The last film I made was 1 minute. This next one almost doubles that! It’s a 75% increase in movie making produce!

I just finished a class at Ryerson called “Intro to Filmmaking”. We paired up with someone and made a short movie. The only rules were : No guns. No violence. And though it wasn’t explicitly said, I suppose No Porn was also a rule.

I paired up with Susan, a 63-year old woman with a big personality, caramel popcorn recipes and zero experience with film. She volunteered to be the producer. Which was perfect because I wanted to direct.

Susan and I batted around ideas. She came up with the main idea entrée. I added a side of humour. And together we put together this short movie, Still In Love.

(if you’d like to view a high-res version of the video, or the above video player is giving you trouble, here it is: Still In Love)

It’s a two minute film that took over 40 hours to make. And in the process I learned a couple important lessons.

Lesson 1: Filmmaking is a very agile process.

Perhaps it’s because I’m still so new at this. Or maybe it’s just because I like to be collaborative, but the end story is never told the way I thought it would be.

Even with storyboards and a shot list, the story evolved. I incorporated input from my producer Susan. Feedback from my teacher Mark. Ideas from the actors. Notes from my boyfriend. My own experimental editing cuts. It all cumulated into something that was better than I could have done on my own. I like that.

Lesson 2: I will hate it before I like it.

There will be a point in the process where I fall into a very deep, self-critical pit. And the only way out is through.

In this case, two weeks before the final project was due my class shared their rough cuts of their projects. As I watched the other films on screen I felt more and more inadequate. My super self-critical voice kicked in and I became unforgiving about the film we had done. I beat myself up, down and sideways for lacking the chops to do better. As I compared my work to my peers, I decided I was lacking in every regard. It didn’t matter that this was an introductory class. In my mind, everyone else’s film was better, smarter, tighter, more polished, more engaging. I didn’t realize it at the time, but my hyper- critical voice became all encompassing for several days. It was a bad place for me to be and I didn’t even realize that I was caught there.

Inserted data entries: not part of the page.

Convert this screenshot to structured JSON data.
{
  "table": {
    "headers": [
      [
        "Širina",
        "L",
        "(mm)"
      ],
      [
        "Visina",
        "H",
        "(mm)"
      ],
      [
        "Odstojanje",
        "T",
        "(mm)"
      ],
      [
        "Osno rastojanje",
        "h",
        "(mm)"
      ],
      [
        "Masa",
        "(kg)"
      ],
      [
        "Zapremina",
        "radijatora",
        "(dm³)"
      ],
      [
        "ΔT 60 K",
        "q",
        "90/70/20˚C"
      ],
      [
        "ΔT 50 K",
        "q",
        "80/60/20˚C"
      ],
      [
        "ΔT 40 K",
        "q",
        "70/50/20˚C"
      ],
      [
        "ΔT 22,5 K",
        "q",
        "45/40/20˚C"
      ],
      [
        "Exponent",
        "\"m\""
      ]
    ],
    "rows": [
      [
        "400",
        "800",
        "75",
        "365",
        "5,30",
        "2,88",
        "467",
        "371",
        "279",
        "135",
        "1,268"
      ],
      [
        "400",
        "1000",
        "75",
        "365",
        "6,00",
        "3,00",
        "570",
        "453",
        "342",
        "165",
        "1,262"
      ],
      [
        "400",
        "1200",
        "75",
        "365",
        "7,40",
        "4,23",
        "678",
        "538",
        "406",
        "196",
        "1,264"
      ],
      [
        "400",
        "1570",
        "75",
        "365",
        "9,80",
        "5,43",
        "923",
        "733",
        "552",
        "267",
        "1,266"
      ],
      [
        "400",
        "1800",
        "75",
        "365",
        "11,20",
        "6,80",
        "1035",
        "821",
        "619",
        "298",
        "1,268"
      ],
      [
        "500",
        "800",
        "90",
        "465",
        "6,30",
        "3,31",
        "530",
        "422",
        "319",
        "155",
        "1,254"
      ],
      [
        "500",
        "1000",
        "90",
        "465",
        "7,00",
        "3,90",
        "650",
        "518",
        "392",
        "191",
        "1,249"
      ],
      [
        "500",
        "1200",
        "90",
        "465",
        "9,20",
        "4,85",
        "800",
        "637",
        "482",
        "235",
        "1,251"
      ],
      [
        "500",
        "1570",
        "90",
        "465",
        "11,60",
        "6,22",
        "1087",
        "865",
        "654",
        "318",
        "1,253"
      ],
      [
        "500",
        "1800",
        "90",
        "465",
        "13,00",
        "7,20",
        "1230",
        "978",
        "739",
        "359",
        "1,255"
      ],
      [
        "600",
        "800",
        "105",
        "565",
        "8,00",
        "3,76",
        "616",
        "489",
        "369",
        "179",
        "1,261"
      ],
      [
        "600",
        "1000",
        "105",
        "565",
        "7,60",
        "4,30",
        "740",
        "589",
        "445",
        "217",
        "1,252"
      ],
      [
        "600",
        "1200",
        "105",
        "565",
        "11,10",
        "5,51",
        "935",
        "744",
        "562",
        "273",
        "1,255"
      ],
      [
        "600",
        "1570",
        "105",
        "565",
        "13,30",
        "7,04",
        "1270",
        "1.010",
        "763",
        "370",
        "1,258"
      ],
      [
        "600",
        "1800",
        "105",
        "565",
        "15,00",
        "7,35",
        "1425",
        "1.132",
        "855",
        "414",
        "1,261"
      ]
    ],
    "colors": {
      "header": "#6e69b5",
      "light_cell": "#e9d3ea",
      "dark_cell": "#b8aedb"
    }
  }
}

I wanted to quit but I couldn’t. My partner was counting on me and I don’t like to let people down. So I kept editing and listening to feedback and fine tuning. But when I finally finished I felt good about it. We showed the project to the class and it went over great! My classmates laughed hard in the right places and their applause was enthusiastic and genuine. Our film was at least just as good as my classmates films. I realized that the only way to shut that critical voice up is to keep working. Good to know.